Immunomedics Inc. is starting two pivotal trials to evaluate its humanized monoclonal antibody, epratuzumab, in patients with moderate and severe forms of systemic lupus erythematosus.

The placebo-controlled, double-blinded studies will enroll two groups of lupus patients across the U.S., Europe, South America and Canada. Called ALLEVIATE A (Alleviate Lupus Affliction with Epratuzumab and Validate its Autoimmune Safety and Efficacy), the first trial will evaluate patients who are "in flare," or have high disease activity, while ALLEVIATE B will test epratuzumab in patients with moderate disease activity.

"This is a major milestone for us," said Cynthia Sullivan, president and CEO of the Morris Plains, N.J.-based company, adding that "there has not been a new drug for these patients in about 40 years."

That medical need prompted Immunomedics to move forward in lupus, though the company also is ready to move forward in Phase III studies of epratuzumab in non-Hodgkin's lymphoma. The product was awarded fast-track status in lupus by the FDA, and with resources to support trials in only one indication, "we opted to go with lupus," Sullivan said.

The FDA recently issued a draft guideline for the development of lupus drugs, and Immunomedics has been working with the agency on a protocol for Phase III trials, which will evaluate disease activity in patients based on the BILAG (British Isles Lupus Assessment Group) index. The company said specific trial endpoints will be disclosed at a later date.

Lupus, which results in chronic inflammation and pain and affects an estimated 3 million to 5 million people worldwide, occurs primarily in women and often during child-bearing years, Sullivan said, leading to "a dilemma for many patients," wondering if they should put off starting families due to issues of toxicity caused by existing treatments. Drugs prescribed to lupus patients include corticosteroids and other immunosuppressants that suppress the entire immune system and increase the risk of "viral and bacterial infections and all other complications associated with suppressed immune systems."

Epratuzumab, developed using Immunomedics' humanized antibody technology, is designed to selectively suppress the immune system. The drug targets the antigen CD22 and appears to cause only a mild depletion of circulating B lymphocytes by modulating B-cell function.

"The ability to change how those B cells function is the basis for the therapeutic," Sullivan told BioWorld Today. Patients receiving epratuzumab in the Phase II study all "responded favorably to the drug, and they all were less tired, had less joint pain" and fewer skin rashes.

Patient accrual for the pivotal studies is expected to occur quickly, and Immunomedics anticipates data in two years. Sullivan said it is in discussions to out-license epratuzumab for final clinical development and commercialization.

In addition to non-Hodgkin's lymphoma, epratuzumab is being development as a treatment for other autoimmune diseases, including Sjogren's syndrome, a disorder involving the attack on salivary glands by white blood cells. Immunomedics has had a Phase I/II trial in that indication and is expected to release data next week.

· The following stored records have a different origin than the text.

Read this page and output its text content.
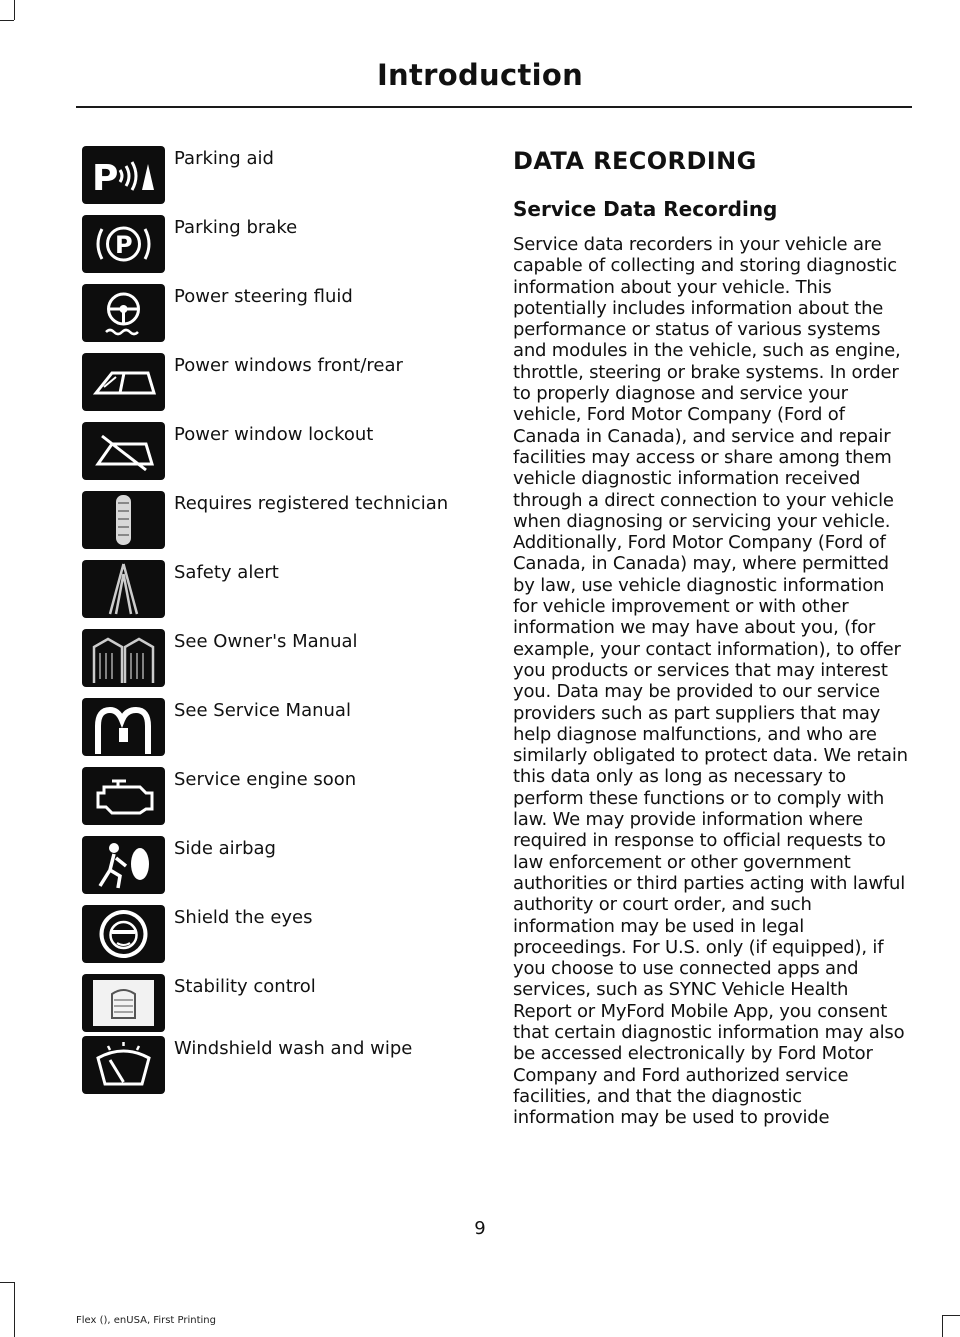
Introduction
P	Parking aid
P
Parking brake
Power steering fluid
Power windows front/rear
Power window lockout
Requires registered technician
Safety alert
See Owner's Manual
See Service Manual
Service engine soon
Side airbag
Shield the eyes
Stability control
Windshield wash and wipe
DATA RECORDING
Service Data Recording

Service data recorders in your vehicle are capable of collecting and storing diagnostic information about your vehicle. This potentially includes information about the performance or status of various systems and modules in the vehicle, such as engine, throttle, steering or brake systems. In order to properly diagnose and service your vehicle, Ford Motor Company (Ford of Canada in Canada), and service and repair facilities may access or share among them vehicle diagnostic information received through a direct connection to your vehicle when diagnosing or servicing your vehicle. Additionally, Ford Motor Company (Ford of Canada, in Canada) may, where permitted by law, use vehicle diagnostic information for vehicle improvement or with other information we may have about you, (for example, your contact information), to offer you products or services that may interest you. Data may be provided to our service providers such as part suppliers that may help diagnose malfunctions, and who are similarly obligated to protect data. We retain this data only as long as necessary to perform these functions or to comply with law. We may provide information where required in response to official requests to law enforcement or other government authorities or third parties acting with lawful authority or court order, and such information may be used in legal proceedings. For U.S. only (if equipped), if you choose to use connected apps and services, such as SYNC Vehicle Health Report or MyFord Mobile App, you consent that certain diagnostic information may also be accessed electronically by Ford Motor Company and Ford authorized service facilities, and that the diagnostic information may be used to provide

9
Flex (), enUSA, First Printing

A second humanized B-cell antibody, IMMU-106, developed similarly to epratuzumab, is in Phase I/II trials for non-Hodgkin's lymphoma in the U.S. and Europe. The company also is evaluating an antibody, known as yttrium-labeled PAM4, in pancreatic cancer and is enrolling patients in Phase I/II studies. Plans for future studies include the combination of PAM4 with gemcitabine in pancreatic cancer.

The company posted a net loss of $6.1 million, or 11 cents per share, for the first three months of 2005. Research and development costs for the quarter totaled nearly $5.8 million. As of March 31, Immunomedics had cash, cash equivalents and marketable securities of about $11.8 million.

Shares of Immunomedics (NASDAQ:IMMU) rose 12 cents Thursday to close at $2.05.